Retrofitting and refurbishing buildings to the extent necessary to meet government energy efficiency targets requires an additional 350,000 skilled construction workers in Britain by 2028. They are going to need more gas fitters, glaziers, insulation specialists and, most of all, more project managers if we want the built environment to become carbon neutral.
The Construction Industry Training Board (CITB) has modelled the skills profile of the workforce needed to deliver ‘net zero’ using data from the Climate Change Committee (CCC). This shows that by 2028 additional decarbonisation work will have created the demand for 86,000 construction project managers, 33,000 building envelope specialists and 59,000 plumbers and HVAC specialists.
These will need to be found through a mix of new skilled jobs, increased efficiencies in existing roles, and innovation.
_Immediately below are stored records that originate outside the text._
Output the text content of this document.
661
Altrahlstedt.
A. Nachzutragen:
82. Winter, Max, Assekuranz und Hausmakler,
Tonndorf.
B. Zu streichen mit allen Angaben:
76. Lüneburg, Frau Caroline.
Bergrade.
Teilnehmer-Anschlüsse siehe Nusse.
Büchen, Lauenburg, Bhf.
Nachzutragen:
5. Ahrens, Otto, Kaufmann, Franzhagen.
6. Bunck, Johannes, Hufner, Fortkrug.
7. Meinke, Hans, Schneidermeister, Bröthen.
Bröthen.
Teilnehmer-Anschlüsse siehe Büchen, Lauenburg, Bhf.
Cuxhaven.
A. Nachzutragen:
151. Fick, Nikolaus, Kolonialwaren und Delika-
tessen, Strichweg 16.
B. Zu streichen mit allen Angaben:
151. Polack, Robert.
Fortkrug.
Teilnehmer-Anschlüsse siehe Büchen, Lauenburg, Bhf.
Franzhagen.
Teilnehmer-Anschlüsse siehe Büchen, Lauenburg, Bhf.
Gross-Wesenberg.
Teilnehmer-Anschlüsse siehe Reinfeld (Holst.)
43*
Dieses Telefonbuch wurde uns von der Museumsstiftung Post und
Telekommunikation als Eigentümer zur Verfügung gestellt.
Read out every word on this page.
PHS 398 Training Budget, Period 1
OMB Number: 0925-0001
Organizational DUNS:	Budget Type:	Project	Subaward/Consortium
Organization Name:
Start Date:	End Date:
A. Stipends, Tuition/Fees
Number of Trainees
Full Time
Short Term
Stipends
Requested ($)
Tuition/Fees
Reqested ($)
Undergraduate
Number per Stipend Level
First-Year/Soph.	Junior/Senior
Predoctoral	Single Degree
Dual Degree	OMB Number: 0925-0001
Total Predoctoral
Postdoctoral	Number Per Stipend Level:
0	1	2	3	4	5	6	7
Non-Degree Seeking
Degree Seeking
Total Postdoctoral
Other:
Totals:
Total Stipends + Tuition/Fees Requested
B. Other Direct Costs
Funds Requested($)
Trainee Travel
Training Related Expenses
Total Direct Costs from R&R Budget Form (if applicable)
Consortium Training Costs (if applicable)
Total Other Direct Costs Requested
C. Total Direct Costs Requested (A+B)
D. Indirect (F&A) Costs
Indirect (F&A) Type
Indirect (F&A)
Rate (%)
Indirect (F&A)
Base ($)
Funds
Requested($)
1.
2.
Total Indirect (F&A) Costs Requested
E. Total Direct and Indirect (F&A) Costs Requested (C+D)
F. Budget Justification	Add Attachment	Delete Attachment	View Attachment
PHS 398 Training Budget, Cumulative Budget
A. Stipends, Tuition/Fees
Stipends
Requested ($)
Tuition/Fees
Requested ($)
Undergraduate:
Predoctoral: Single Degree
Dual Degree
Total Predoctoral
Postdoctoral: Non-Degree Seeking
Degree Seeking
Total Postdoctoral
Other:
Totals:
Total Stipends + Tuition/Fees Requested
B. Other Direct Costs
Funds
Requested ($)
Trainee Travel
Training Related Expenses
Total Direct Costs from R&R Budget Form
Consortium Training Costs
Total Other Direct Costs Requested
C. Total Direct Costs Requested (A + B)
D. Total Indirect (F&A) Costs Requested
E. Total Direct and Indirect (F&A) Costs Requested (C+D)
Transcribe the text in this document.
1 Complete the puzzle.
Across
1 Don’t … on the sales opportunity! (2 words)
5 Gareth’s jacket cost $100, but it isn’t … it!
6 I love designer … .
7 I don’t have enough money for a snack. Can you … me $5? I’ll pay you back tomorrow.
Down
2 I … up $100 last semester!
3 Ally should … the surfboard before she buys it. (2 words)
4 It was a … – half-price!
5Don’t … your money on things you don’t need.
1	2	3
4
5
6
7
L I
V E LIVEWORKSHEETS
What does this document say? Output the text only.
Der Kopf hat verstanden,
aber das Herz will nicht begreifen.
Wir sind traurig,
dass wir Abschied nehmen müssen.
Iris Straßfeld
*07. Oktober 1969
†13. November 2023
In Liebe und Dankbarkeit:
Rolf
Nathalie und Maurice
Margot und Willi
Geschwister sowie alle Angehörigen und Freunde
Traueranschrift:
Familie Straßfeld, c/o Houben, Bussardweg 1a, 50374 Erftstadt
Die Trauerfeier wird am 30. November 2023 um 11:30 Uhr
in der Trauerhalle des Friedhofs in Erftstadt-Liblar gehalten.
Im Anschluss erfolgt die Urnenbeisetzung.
That’s the key finding of Building Skills for Net Zero, published by the CITB today (15 March 2021).
UK construction contributes approximately 40% of the UK’s emissions, according to the UK Green Building Council (UKGBC). Reducing this to zero is not yet being considered, but there is a target to reduce it to net zero by minimising carbon emissions and then putting money into carbon offsetting schemes, such as tree planting. Putting offsetting schemes in the eco ledger of the construction industry, will enable construction to claim to be net zero, regardless of how close to, or far from, zero it actually gets.
However, the drive for a cleaner, greener construction presents big opportunities to make the industry more attractive to new recruits and upskill the existing workforce, the CITB says.